As anyone familiar with Alexa, Siri and Google Assistant already knows, simple verbal commands add an extraordinary level of convenience to our everyday lives. These digital assistants can tell us the weather, read the news, order dinner, play music and much more thanks to artificial intelligence (AI) capabilities. It raises the question: What if transportation management brokers harnessed this capability to improve the customer experience and lower overhead at the same time?
For example, let’s say a non-emergency-medical-transport (NEMT) passenger is waiting to be picked up for a doctor’s appointment and she wants to know where her ride is. Instead of trying to get on the phone with the company that brokered the trip, she can get a response by verbally asking “Where’s my ride?” As quickly as Siri or Alexa might show her results to “What’s the weather?” that passenger can get a real-time response with a current location and an estimated time of arrival.
That’s the power of AI in Mobility-as-a-Service (MaaS). The combination of cognitive science, speech recognition and machine learning enables transportation brokers and providers alike to leverage bots that can answer simple questions such as, “Where’s my ride?” or even, “Schedule a ride for this Friday at 2 p.m.” With AI-based features, customers have unprecedented speed and accuracy at their fingertips.
Case in point, here are the top three ways to enhance the rider experience with bots:
1. Real-time driver location, aka, ‘Where’s my ride?’
In nearly any type of transport management, a transportation provider and/or broker establishes a competitive advantage by exhibiting superior customer service. This doesn’t just mean being responsive to riders when they want to know where their driver is; they also need to accommodate communication over the passenger’s preferred digital channel. Your organization might not have a high-volume contact center at its disposal – but with bots, it doesn’t need one.
A digital MaaS solution leverages bots that can respond to queries over multiple channels, including:
– Text message.
– Interactive voice response (IVR).
For brokers, offering this level of convenience increases the probability that a certain rider will choose its service again. For providers, showcasing a higher caliber of customers service increases the chances of being selected by brokers to take on new business. And for customers, it’s a more pleasant trip experience.That’s a win-win-win.
2. Bot-based trip management
Speaking of customer service, the cost of commissioning a contact center service to answer “Where’s my ride?” queries, but also to help book trips and, if necessary, cancel them, add up fast. According to IBM estimates, businesses spend $1.3 billion every year on responding to an estimated 265 billion customer calls. The kicker is that 80 percent of these queries are simple enough in nature to be handled by a chatbot. Whether you’re handling customer service calls in house or outsourcing them to a third-party provider, it’s quite possible you’re spending more time and money than necessary on service calls, when you could just use bots.
With MaaS, passengers can make initial trip requests using the same channels referenced above.
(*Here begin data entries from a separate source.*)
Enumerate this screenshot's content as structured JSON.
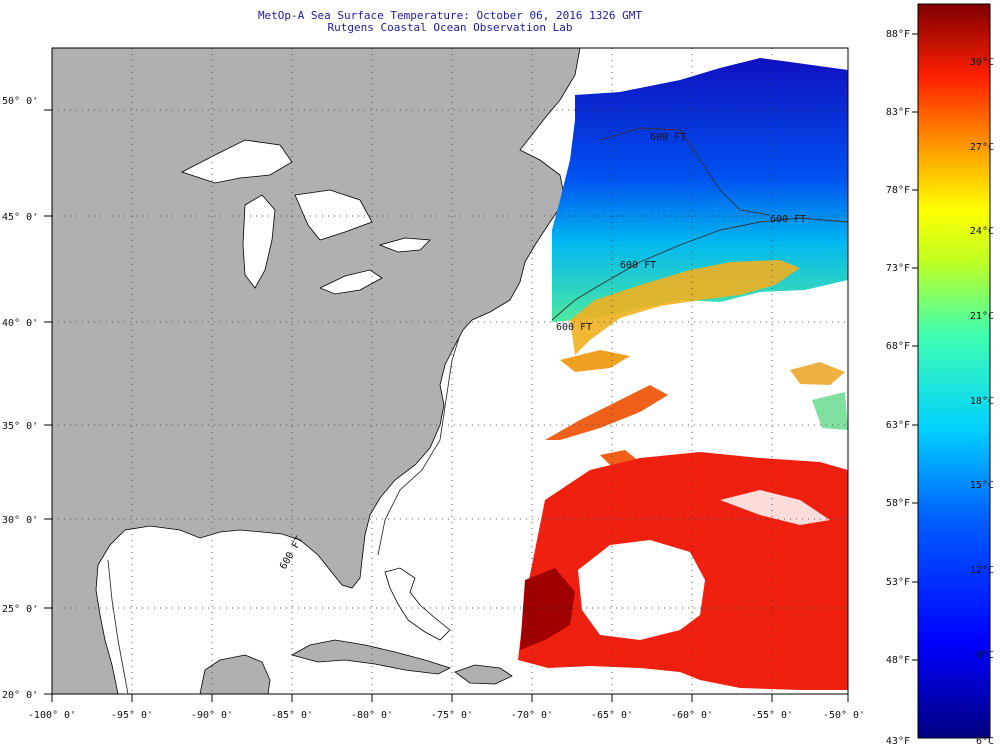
{
  "header": {
    "title": "MetOp-A Sea Surface Temperature:  October 06, 2016 1326 GMT",
    "subtitle": "Rutgens Coastal Ocean Observation Lab"
  },
  "map": {
    "lon_labels": [
      "-100° 0'",
      "-95° 0'",
      "-90° 0'",
      "-85° 0'",
      "-80° 0'",
      "-75° 0'",
      "-70° 0'",
      "-65° 0'",
      "-60° 0'",
      "-55° 0'",
      "-50° 0'"
    ],
    "lat_labels": [
      "50° 0'",
      "45° 0'",
      "40° 0'",
      "35° 0'",
      "30° 0'",
      "25° 0'",
      "20° 0'"
    ],
    "isobath_labels": [
      "600 FT",
      "600 FT",
      "600 FT",
      "600 FT",
      "600 FT"
    ],
    "colors": {
      "land": "#b0b0b0",
      "ocean": "#ffffff",
      "grid": "#444444"
    }
  },
  "colorbar": {
    "fahrenheit": [
      "88°F",
      "83°F",
      "78°F",
      "73°F",
      "68°F",
      "63°F",
      "58°F",
      "53°F",
      "48°F",
      "43°F"
    ],
    "celsius": [
      "30°C",
      "27°C",
      "24°C",
      "21°C",
      "18°C",
      "15°C",
      "12°C",
      "9°C",
      "6°C"
    ],
    "range_c": [
      6,
      31
    ]
  }
}
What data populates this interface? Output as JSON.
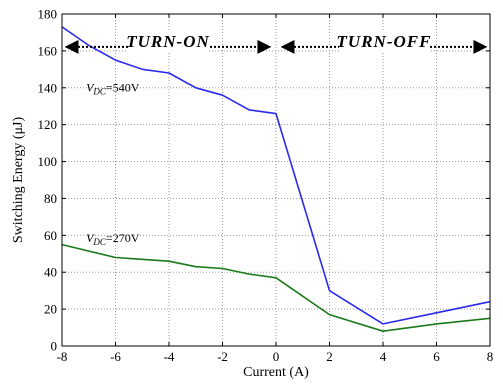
{
  "chart_data": {
    "type": "line",
    "title": "",
    "xlabel": "Current (A)",
    "ylabel": "Switching Energy (μJ)",
    "xlim": [
      -8,
      8
    ],
    "ylim": [
      0,
      180
    ],
    "xticks": [
      -8,
      -6,
      -4,
      -2,
      0,
      2,
      4,
      6,
      8
    ],
    "yticks": [
      0,
      20,
      40,
      60,
      80,
      100,
      120,
      140,
      160,
      180
    ],
    "grid": true,
    "series": [
      {
        "color": "#2a2aee",
        "label_prefix": "V",
        "label_sub": "DC",
        "label_suffix": "=540V",
        "x": [
          -8,
          -7,
          -6,
          -5,
          -4,
          -3,
          -2,
          -1,
          0,
          2,
          4,
          6,
          8
        ],
        "y": [
          173,
          163,
          155,
          150,
          148,
          140,
          136,
          128,
          126,
          30,
          12,
          18,
          24
        ]
      },
      {
        "color": "#1a7a1a",
        "label_prefix": "V",
        "label_sub": "DC",
        "label_suffix": "=270V",
        "x": [
          -8,
          -6,
          -4,
          -3,
          -2,
          -1,
          0,
          2,
          4,
          6,
          8
        ],
        "y": [
          55,
          48,
          46,
          43,
          42,
          39,
          37,
          17,
          8,
          12,
          15
        ]
      }
    ],
    "regions": [
      {
        "label": "TURN-ON",
        "x_from": -8,
        "x_to": 0
      },
      {
        "label": "TURN-OFF",
        "x_from": 0,
        "x_to": 8
      }
    ]
  }
}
They can create new trips, update times for already created trips, find out where their driver is, add a stop on a current trip and cancel a trip without requiring any human interaction.
The result is higher-quality service at a lower cost to your organization.Bots make it easy to get trip updates and ETAs with just a few touches of a screen.
3. Will-call activation
In NEMT, it used to take up to an hour to fulfill a request for a return trip from an appointment. This is primarily because there were too many manual processes involved in dispatching a driver to the patient’s location. But with bots at the helm, return trips can be orchestrated in 5 to 10 minutes. This is possible for several reasons:
– Riders can make a return-trip request within seconds over a channel of their choosing.
– A digital MaaS platform centralizes driver management, so it’s always clear whose available and nearest to the passenger pickup point.
That’s not all. MaaS also makes it easy for drivers to record the exact time that a trip begins. This means historic customer information is saved so the platform can predict if certain NEMT passengers wrap up their visits faster or slower than others. Over time, this information can be helpful to brokers as they attempt to coordinate driver schedules and work around inconsistencies in dropoff and pickup times.
Better customer support starts with bots
The biggest challenge in modern transport management is customer support, and not just because it’s expensive for brokers and providers. Patients who lack a real-time view of their trip status are taking it on faith that someone is coming to get them and bring them wherever it is they need to be.
RydeBot, a central component of the WellRyde people movement platform, can eliminate that sense of uncertainty. At the same time, they also push the bulk of customer support overhead onto the patients since they can handle the vast majority of customer queries – whether it’s scheduling a new trip, learning the status of a trip in progress or activating a request for a return journey. And of course, WellRyde’s Rydebot is pre-configured to handle these types of requests through the rider’s preferred communication channel.
Accordingly, brokers and providers can focus their time, money and effort on finding new ways to enhance operational efficiency and deliver a winning customer experience for their riders.